Kenneth Paul Block was born in New Rochelle, NY in 1924, where he began drawing at a very early age. Tucked away in the attic of his family's home, he pored over the stacks of his mother's issues of Harper's Bazaar Magazine. In those pages, he found inspiration as he sketched the models, studied the fashions, learned about style, and internalized what it meant to be glamorous. From the silver screen, Garbo, Dietrich, and Hepburn became his larger than life models. His intense study of their elegance and panache provided much early preparation for his entry into the world of fashion--a world that would soon pivot upon the tip of his pen. Kenneth attended Straubenmuller Textile High School, winning his first award for fashion design in 1943.
After graduating from Parsons School of Design in Manhattan, Block worked as an illustrator for McCall’s Patterns.
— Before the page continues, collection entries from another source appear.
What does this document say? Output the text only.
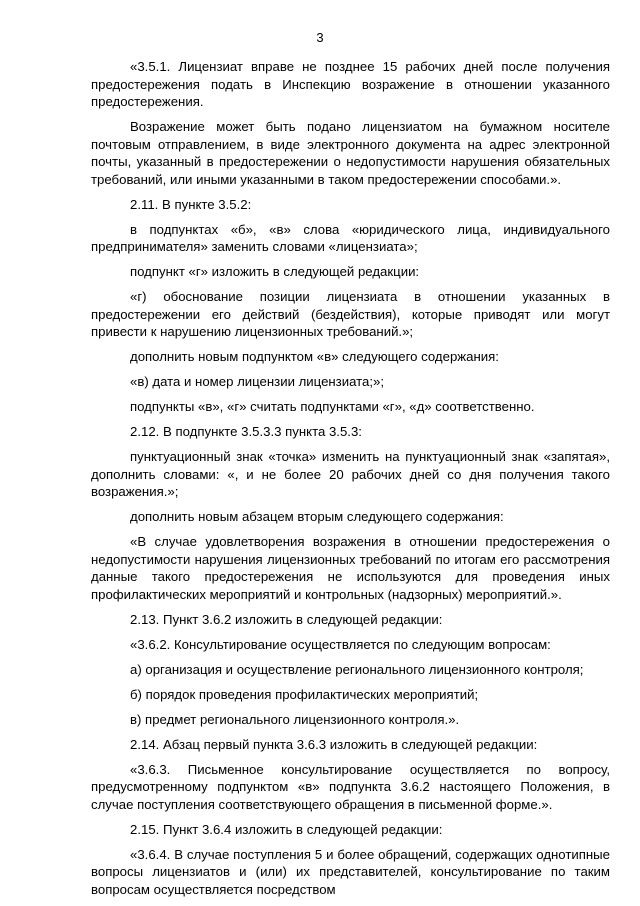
3

«3.5.1. Лицензиат вправе не позднее 15 рабочих дней после получения предостережения подать в Инспекцию возражение в отношении указанного предостережения.

Возражение может быть подано лицензиатом на бумажном носителе почтовым отправлением, в виде электронного документа на адрес электронной почты, указанный в предостережении о недопустимости нарушения обязательных требований, или иными указанными в таком предостережении способами.».

2.11. В пункте 3.5.2:

в подпунктах «б», «в» слова «юридического лица, индивидуального предпринимателя» заменить словами «лицензиата»;

подпункт «г» изложить в следующей редакции:

«г) обоснование позиции лицензиата в отношении указанных в предостережении его действий (бездействия), которые приводят или могут привести к нарушению лицензионных требований.»;

дополнить новым подпунктом «в» следующего содержания:

«в) дата и номер лицензии лицензиата;»;

подпункты «в», «г» считать подпунктами «г», «д» соответственно.

2.12. В подпункте 3.5.3.3 пункта 3.5.3:

пунктуационный знак «точка» изменить на пунктуационный знак «запятая», дополнить словами: «, и не более 20 рабочих дней со дня получения такого возражения.»;

дополнить новым абзацем вторым следующего содержания:

«В случае удовлетворения возражения в отношении предостережения о недопустимости нарушения лицензионных требований по итогам его рассмотрения данные такого предостережения не используются для проведения иных профилактических мероприятий и контрольных (надзорных) мероприятий.».

2.13. Пункт 3.6.2 изложить в следующей редакции:

«3.6.2. Консультирование осуществляется по следующим вопросам:

а) организация и осуществление регионального лицензионного контроля;

б) порядок проведения профилактических мероприятий;

в) предмет регионального лицензионного контроля.».

2.14. Абзац первый пункта 3.6.3 изложить в следующей редакции:

«3.6.3. Письменное консультирование осуществляется по вопросу, предусмотренному подпунктом «в» подпункта 3.6.2 настоящего Положения, в случае поступления соответствующего обращения в письменной форме.».

2.15. Пункт 3.6.4 изложить в следующей редакции:

«3.6.4. В случае поступления 5 и более обращений, содержащих однотипные вопросы лицензиатов и (или) их представителей, консультирование по таким вопросам осуществляется посредством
At McCall's he learned the ins-and-outs of garment construction, honed his technical drawing skills, and developed his ability to create highly detailed and nuanced illustrations of fabric textures and finishes. By the mid-1950s, however, he was ready to take on more challenging, more creative, and more conceptual expressions of the work of the prominent designers of the day. Block joined the industry’s premier trade paper, Women’s Wear Daily and began to shape the art form of fashion illustration.
Influenced by artistic movements outside of the fashion world and always using the most contemporary mediums, Block shifted the focus from literal depictions of the clothing to emotional renditions of the glamour inherent in the style. “Gesture to me is everything in fashion,” he says. “It’s in the way we sit, stand, walk, and lie. It’s in the bone.”
Kenneth Paul Block’s work embodied the soul and ideal of fashion so completely that it began to influence the designers themselves. Women’s Wear Daily had become so popular that its publisher, John Fairchild, launched a new magazine: W, with Block's work at the forefront.
Over several decades, fashion photography gradually assumed greater prominence in the world of haute couture and by the early 1990s many major publications had transitioned away from illustration to photography only. In 1992, even Fairchild Publications eliminated all of their staff artists including their star, Kenneth Paul Block. However, Block’s work had become universally recognized and acclaimed and his career continued to flourish. His work for prestigious fashion retailers such as Bergdorf-Goodman, Lord &Taylor, and Bonwit-Teller continued to appear in influential publications such as The New York Times, The New Yorker, Vogue and Harpers Bazaar magazines, substanting the value and power of editorial fashion drawing. The most famous designers of the day—Ralph Lauren, Marc Jacobs, Bill Blass, Oscar de la Renta, Halston, Carolina Herrera, Calvin Klein, Isaac Mizrahi, Dior, Givenchy, and Yves St Laurent still looked to Block to document their designs. Moreover, at the height of his career, his work had become so influential that many designers began creating looks carefully calculated in anticipation of how their new concepts would look once Block had drawn them.
From the 1940’s until his death in 2009, Kenneth Paul Block shared his life with Morton Ribyat, a fellow artist and accomplished fabric designer. They worked together, forming an effective partnership to facilitate Block's work while creating a fulfilling life filled with friends, the arts, dance, and weekends at their beach house on the north shore of Long Island. Their reputation as an elegant couple preceded them as they traveled the world.
The Kenneth Paul Block Foundation was established in 2016 and currently holds the most extensive collection of Block’s artwork. It is dedicated to preserving and furthering the appreciation, recognition, and legacy of Kenneth Paul Block and his work, worldwide, through museum projects, gallery shows, lectures, and education.